As Facebook and Twitter shore up the Internet as a social media outlet, what can be more social than giving gifts to all your newly found e-friends. Gifting, not to be confused with gift giving per se, has emerge as the latest e-trend. Of course, all this social bookmarking and chatting leaves little time between working, family, and real life. Enter the phenomenon of gifting.
It is a relatively straightforward endeavor: you give a gift to a selected friend, lover or relation. The difference is you can give bigger and better gifts than you alone can afford. Gifting, handled by professional sites, sends an email to everyone who may care enough to contribute to said friend, lover or relation. You designate a gift, in most cases something as extravagant as a new laptop or Coach purse or Armani suit, and then as many people to contribute towards it.

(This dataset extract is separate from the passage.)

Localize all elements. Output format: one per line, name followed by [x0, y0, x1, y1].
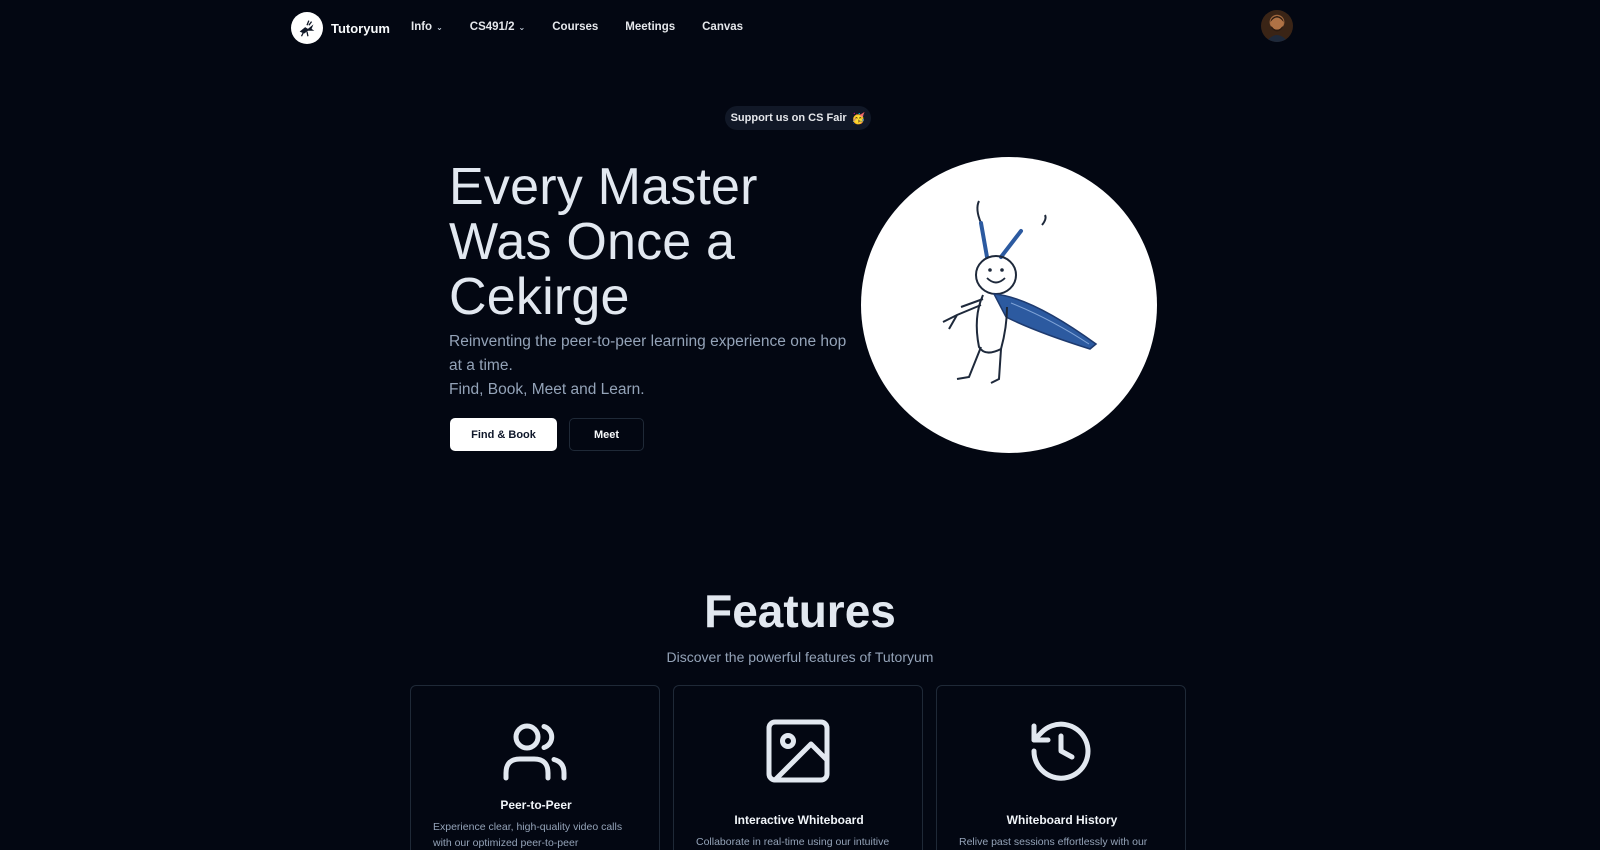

Take, for instance, the fact that a new Mac Book costs something like $2000. That’s what most people make in a month — if they’re lucky. But, asking a group of people to gift together reduces the out-of-pocket costs dramatically. With 12 people involved, that $2000 laptop now only costs each person $167. Still too steep? Get 20 people on board — that way each person only has to chip in $100.
The spectacle of a grown man getting a brand new iPhone and weeping openly is one to behold. The bigger and better deal becomes a matter of numbers. The more people involved, the better. Everyone is afforded a chance to give and the recipient enjoys a gift so tremendous, so unexpected, he or she will be reduced to unabashed gushing.
Most gifting sites shield the members of a gifting circle from one another. This ensure total anonymity, ensuring friendships and familial relations endure. No one knows how much the other has given. Though this can backfire in the sense that at times not enough money is raised for a specific gift, what is raised is given to the recipient in the form of a gift card. So, in a real sense, everyone wins with gifting.